Significant performance improvement over two years
The announcement follows a winter period during which Eskom supplied electricity 97% of the time, with only 26 hours of load shedding recorded over four evenings. By comparison, last summer saw 13 days of load shedding, while the 2023/2024 summer experienced 176 days of outages, with electricity available only 17% of the time.
According to management, this improvement stems from a three-year strategy aimed at strengthening the reliability of the generation fleet. The approach has delivered significant savings on fuel expenditure, including approximately ZAR16bn ($839mn) on diesel in the last fiscal year.
Internal investments and government support
Group Chief Executive Dan Marokane highlighted the role of internal teams, described as “Eskom Guardians,” for their ongoing efforts. He also pointed to the support of government-led programmes in the operational recovery of the company, without providing details on the mechanisms or financing involved.

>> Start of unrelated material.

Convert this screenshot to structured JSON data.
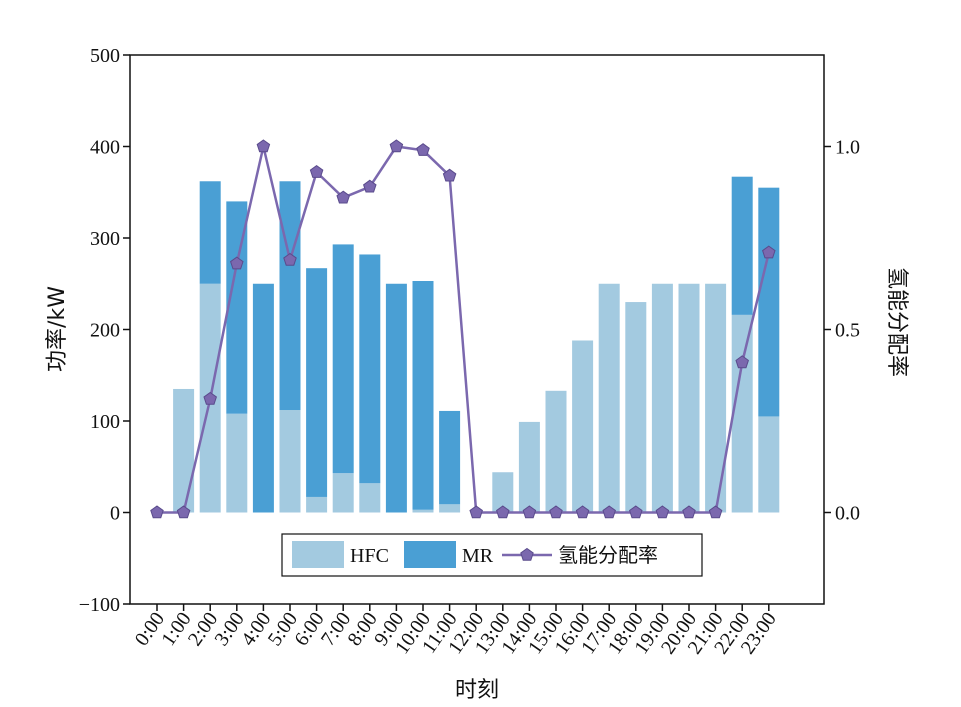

At a press briefing at Megawatt Park, Minister of Energy and Electricity Kgosientsho Ramokgopa reaffirmed the company’s positive trajectory. However, he warned that some areas were still subject to load reduction due to non-technical losses and overloading on the distribution network.
Load reduction still affecting some households
The minister specified that these reductions, affecting about 549 MW, should not be confused with planned load shedding. According to him, they are isolated measures linked to overloaded local infrastructure. A strategy to eliminate these reductions is being finalised and is expected to be made public within the next two weeks.